Pemimpin Tak Bisa Lagi Sekadar Memberi Perintah
Persoalan berikutnya adalah kepemimpinan. Muslimin melihat gaya kepemimpinan sebagai faktor penting dalam lingkungan Sekretariat DPRD Bone. Struktur birokrasi membutuhkan koordinasi, pembagian kerja, dan kepastian arah. Tetapi pegawai bukan mesin yang dapat digerakkan dengan satu pola komando.
Karakter, pengalaman, jabatan, kemampuan, dan kebutuhan pegawai berbeda. Karena itu, pemimpin dituntut lebih adaptif.
Pemimpin birokrasi era digital bukan sekadar orang yang mampu memberikan instruksi. Ia harus mampu membangun komunikasi, membaca perubahan, memberikan dukungan, sekaligus memastikan pegawai memiliki ruang untuk berkembang.
Kepemimpinan yang gagal beradaptasi dengan perubahan teknologi justru dapat menjadi penghambat transformasi organisasi.
Sebaliknya, kepemimpinan yang mampu menyesuaikan pendekatan dengan karakter pegawai dapat membangun kepuasan kerja. Dari sana, kinerja aparatur berpeluang meningkat.

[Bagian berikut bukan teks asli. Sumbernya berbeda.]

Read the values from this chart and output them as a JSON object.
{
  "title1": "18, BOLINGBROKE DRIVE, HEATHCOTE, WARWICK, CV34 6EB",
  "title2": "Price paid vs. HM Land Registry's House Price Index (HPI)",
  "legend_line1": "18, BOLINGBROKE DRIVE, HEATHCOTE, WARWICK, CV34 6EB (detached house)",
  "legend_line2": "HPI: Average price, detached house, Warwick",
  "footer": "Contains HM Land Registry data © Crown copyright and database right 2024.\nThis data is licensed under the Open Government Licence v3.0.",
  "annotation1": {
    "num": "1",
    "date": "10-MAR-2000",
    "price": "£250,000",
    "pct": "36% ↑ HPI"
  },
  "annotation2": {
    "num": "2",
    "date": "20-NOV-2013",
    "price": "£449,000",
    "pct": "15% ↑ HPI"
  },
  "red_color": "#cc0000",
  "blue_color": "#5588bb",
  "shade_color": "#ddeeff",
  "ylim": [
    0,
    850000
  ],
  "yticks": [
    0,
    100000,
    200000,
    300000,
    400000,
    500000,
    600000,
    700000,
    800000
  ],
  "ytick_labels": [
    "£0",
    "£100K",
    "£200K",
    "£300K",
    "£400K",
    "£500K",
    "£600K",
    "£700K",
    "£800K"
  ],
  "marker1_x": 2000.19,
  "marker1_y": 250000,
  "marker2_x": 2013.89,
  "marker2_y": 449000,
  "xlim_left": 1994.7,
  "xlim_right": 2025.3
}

Keadilan Bisa Menentukan Kinerja
Muslimin juga memasukkan keadilan organisasi dalam kerangka penelitiannya. Ini bukan perkara kecil. Dalam organisasi pemerintahan, persepsi tentang keadilan dapat memengaruhi bagaimana pegawai memandang institusinya. Pembagian tugas, penghargaan, kesempatan, perlakuan pimpinan, hingga proses pengambilan keputusan dapat membentuk persepsi tersebut.

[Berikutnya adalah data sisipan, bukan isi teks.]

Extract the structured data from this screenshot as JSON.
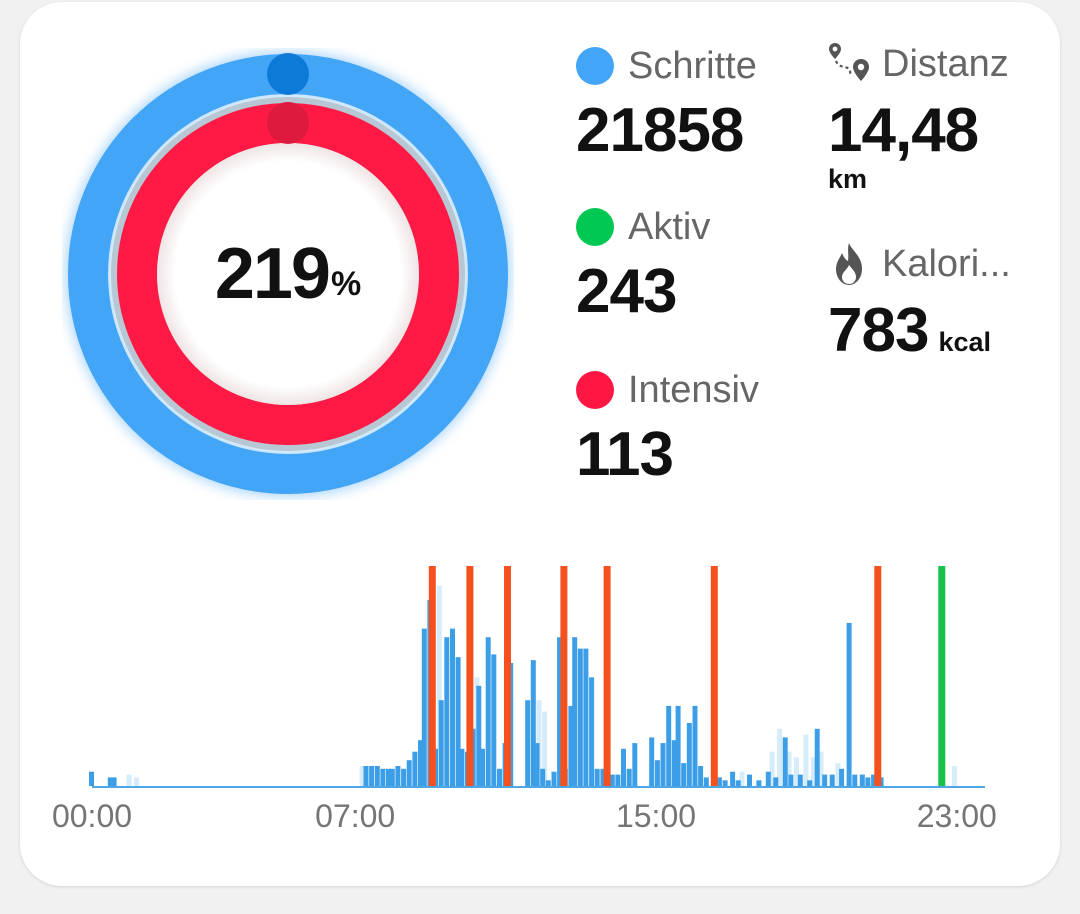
{
  "summary": {
    "goal_percent": "219",
    "percent_sign": "%",
    "goal_progress": 2.19
  },
  "stats": {
    "steps": {
      "label": "Schritte",
      "value": "21858",
      "color": "#42a5f5"
    },
    "active": {
      "label": "Aktiv",
      "value": "243",
      "color": "#00c853"
    },
    "intense": {
      "label": "Intensiv",
      "value": "113",
      "color": "#ff1744"
    },
    "distance": {
      "label": "Distanz",
      "value": "14,48",
      "unit": "km",
      "icon": "route-pin-icon"
    },
    "calories": {
      "label": "Kalori...",
      "value": "783",
      "unit": "kcal",
      "icon": "flame-icon"
    }
  },
  "colors": {
    "steps_ring": "#42a5f5",
    "steps_knob": "#0d7ad8",
    "intense_ring": "#ff1a45",
    "intense_knob": "#de1a3f",
    "bar_strong": "#3d9ee8",
    "bar_faint": "#d6ecfb",
    "marker_orange": "#f4511e",
    "marker_green": "#19c24a"
  },
  "chart_data": {
    "type": "bar",
    "x_unit": "hour of day",
    "xlim": [
      0,
      24
    ],
    "x_ticks": [
      "00:00",
      "07:00",
      "15:00",
      "23:00"
    ],
    "x_tick_positions": [
      0,
      7,
      15,
      23
    ],
    "y_unit": "relative steps",
    "ylim": [
      0,
      100
    ],
    "series": [
      {
        "name": "strong",
        "x": [
          0.0,
          0.5,
          0.6,
          7.3,
          7.45,
          7.6,
          7.75,
          7.9,
          8.0,
          8.15,
          8.3,
          8.45,
          8.6,
          8.75,
          8.85,
          9.0,
          9.15,
          9.3,
          9.45,
          9.6,
          9.75,
          9.85,
          10.0,
          10.15,
          10.3,
          10.4,
          10.55,
          10.7,
          10.85,
          11.0,
          11.15,
          11.6,
          11.75,
          11.85,
          12.0,
          12.15,
          12.3,
          12.45,
          12.6,
          12.75,
          12.85,
          13.0,
          13.15,
          13.3,
          13.45,
          13.6,
          13.75,
          13.85,
          14.0,
          14.15,
          14.3,
          14.45,
          14.9,
          15.05,
          15.2,
          15.35,
          15.5,
          15.6,
          15.75,
          15.9,
          16.05,
          16.2,
          16.35,
          16.7,
          16.85,
          17.05,
          17.2,
          17.5,
          17.75,
          18.0,
          18.2,
          18.45,
          18.6,
          18.85,
          19.1,
          19.3,
          19.5,
          19.7,
          19.95,
          20.15,
          20.3,
          20.5,
          20.65,
          20.8,
          21.0
        ],
        "values": [
          5,
          3,
          3,
          7,
          7,
          7,
          6,
          6,
          6,
          7,
          6,
          9,
          12,
          16,
          55,
          65,
          13,
          30,
          52,
          55,
          45,
          13,
          12,
          20,
          35,
          13,
          52,
          46,
          6,
          15,
          43,
          30,
          44,
          15,
          6,
          2,
          5,
          52,
          6,
          28,
          52,
          48,
          48,
          38,
          6,
          6,
          4,
          4,
          4,
          13,
          6,
          15,
          17,
          9,
          15,
          28,
          16,
          28,
          8,
          22,
          28,
          7,
          3,
          3,
          2,
          5,
          2,
          4,
          2,
          5,
          3,
          17,
          4,
          4,
          2,
          20,
          4,
          4,
          6,
          57,
          4,
          4,
          3,
          4,
          3
        ],
        "color": "#3d9ee8"
      },
      {
        "name": "faint",
        "x": [
          1.0,
          1.2,
          7.2,
          9.25,
          10.25,
          11.9,
          12.05,
          17.3,
          18.1,
          18.3,
          18.55,
          18.75,
          19.0,
          19.2,
          19.4,
          19.85,
          22.95
        ],
        "values": [
          4,
          3,
          7,
          70,
          38,
          30,
          26,
          5,
          12,
          20,
          12,
          10,
          18,
          10,
          12,
          8,
          7
        ],
        "color": "#d6ecfb"
      }
    ],
    "markers": [
      {
        "x": 9.05,
        "color": "#f4511e"
      },
      {
        "x": 10.05,
        "color": "#f4511e"
      },
      {
        "x": 11.05,
        "color": "#f4511e"
      },
      {
        "x": 12.55,
        "color": "#f4511e"
      },
      {
        "x": 13.7,
        "color": "#f4511e"
      },
      {
        "x": 16.55,
        "color": "#f4511e"
      },
      {
        "x": 20.9,
        "color": "#f4511e"
      },
      {
        "x": 22.6,
        "color": "#19c24a"
      }
    ]
  }
}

Ketika pegawai merasa diperlakukan secara adil, hubungan dengan organisasi dapat menjadi lebih positif. Sebaliknya, rasa tidak adil dapat menggerus kepuasan kerja dan pada akhirnya memengaruhi kinerja.
Karena itu, memperbaiki kinerja ASN tidak cukup dilakukan melalui target dan evaluasi. Organisasi juga harus memperhatikan bagaimana pegawai mengalami proses kerja sehari-hari.
Kepuasan Kerja di Tengah Mesin Digital
Penelitian Muslimin menempatkan kepuasan kerja sebagai variabel penghubung antara gaya kepemimpinan, kompetensi digital, keadilan organisasi, dan kinerja ASN. Perspektif ini menarik karena memperlihatkan bahwa manusia tetap berada di pusat transformasi digital.
Teknologi memang dapat mengotomatisasi proses. Tetapi ia tidak dapat menggantikan kebutuhan pegawai untuk merasa dihargai, dipimpin dengan baik, memperoleh perlakuan yang adil, dan memiliki kemampuan menghadapi perubahan. Di sinilah paradoks birokrasi digital berada.
Semakin banyak pekerjaan dipindahkan ke sistem elektronik, semakin besar pula kebutuhan terhadap kualitas manusia yang mengendalikan sistem tersebut.
Dari Ruang Akademik ke Birokrasi Bone
Muslimin, yang juga merupakan anggota dewan di Bone, membawa persoalan tersebut dari ruang akademik ke konteks birokrasi yang bersentuhan langsung dengan proses pemerintahan daerah.
Disertasinya tidak berhenti pada pertanyaan apakah teknologi dapat meningkatkan kinerja ASN. Lebih jauh, penelitian tersebut menguji bagaimana kepemimpinan, kompetensi digital, keadilan organisasi, dan kepuasan kerja saling berkaitan dalam membentuk kinerja aparatur.
Pesannya jelas: reformasi birokrasi tidak cukup dengan mengganti berkas kertas menjadi berkas digital.
Yang harus berubah adalah cara berpikir, cara memimpin, cara bekerja, dan cara organisasi memperlakukan aparatur. Jika tidak, digitalisasi hanya akan menjadi kosmetik administrasi. Dan birokrasi, meski sudah memakai teknologi terbaru, tetap membawa kebiasaan lama ke dalam layar yang lebih modern.
Ujian doktoral Muslimin di UMI menjadi penanda perjalanan akademiknya sekaligus membawa satu pertanyaan penting bagi birokrasi daerah: ketika teknologi terus berkembang, apakah kualitas manusianya ikut bergerak maju?